Avenatti’s fraud was “cruel,” “callous” and “calculating,” they wrote, and his tax cheating was “massive.” Avenatti stole $3.2 million in federal payroll taxes that his company, Global Baristas U.S., collected from employees of its chain of Tully’s Coffee outlets but failed to pass along to the government, prosecutors said.

“Defendant did not commit his crimes to support his family, pay child support, or for any other arguably mitigating reason; to the contrary, he stole from his clients to live an extravagant lifestyle while some of his victims could barely make ends meet,” they [prosecutors] wrote in the memo.

“Michael Avenatti is a corrupt lawyer,” U.S. Atty.
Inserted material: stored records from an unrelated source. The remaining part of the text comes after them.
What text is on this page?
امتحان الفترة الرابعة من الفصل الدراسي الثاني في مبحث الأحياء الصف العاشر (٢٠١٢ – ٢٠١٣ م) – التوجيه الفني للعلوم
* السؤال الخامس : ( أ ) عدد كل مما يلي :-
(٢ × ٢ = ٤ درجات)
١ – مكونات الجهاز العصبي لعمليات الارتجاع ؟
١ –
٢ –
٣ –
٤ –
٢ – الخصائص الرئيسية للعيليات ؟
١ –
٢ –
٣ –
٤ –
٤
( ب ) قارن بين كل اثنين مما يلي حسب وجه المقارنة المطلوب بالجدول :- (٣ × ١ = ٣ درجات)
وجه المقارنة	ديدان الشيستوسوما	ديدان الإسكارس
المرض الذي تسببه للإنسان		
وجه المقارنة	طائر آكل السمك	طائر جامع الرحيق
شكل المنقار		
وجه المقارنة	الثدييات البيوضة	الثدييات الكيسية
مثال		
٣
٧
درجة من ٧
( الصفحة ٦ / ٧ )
Martin Estrada said after the sentencing. “He portrayed himself as someone who fought for the little guy, but in fact he only cared about himself and his own ego.”

And his ego had him contemplating a run for president of the United States — as a Democrat. I, for one, didn’t think it was such a bad idea. That was when I was buying into the superman persona that he portrayed on his website, where his sheer brilliance shone as brightly as his race car jumpsuits.

He was a James Bondesque playboy with intellect, ability and sheer fortitude — so we were told. And then the Daily Beast did an eexposé which revealed that the only thing James Bondian about him was his lavish lifestyle, which, now we find, he made from stealing.

I hate dirty cops, crooked lawyers and bought judges. I am glad that one of them has been brought to justice.

And it is a shame. Avenatti was a brilliant law student and a very successful lawyer. If he had stayed in the light he would have had a great life, by any rational measuring stick. And if he wanted to get into politics and do that right, he might well have become a U.S. Congressman or more. But, he got seduced by the dark side and now he’s in the slammer.

Andrew Stolper, an attorney who worked at Avenatti’s law firm in Newport Beach and often clashed with him, said the audacity he displayed in committing such a wide breadth of crimes seemed to be rooted in narcissism.

“None of it makes any sense other than he deluded himself into thinking he could get away with it,” Stolper said. “If you sit down and try to rationally figure out why a successful lawyer would resort to stealing money from his clients and at the same time elevate himself to the national stage, there’s not enough hours in a lifetime to figure that out.”

Now you know why the fable of Icarus has lasted through the many centuries. Daedalus told Icarus, don’t fly too close to the sun, your wings will melt. But Icarus was invincible. He owned the sky. Until he went splat.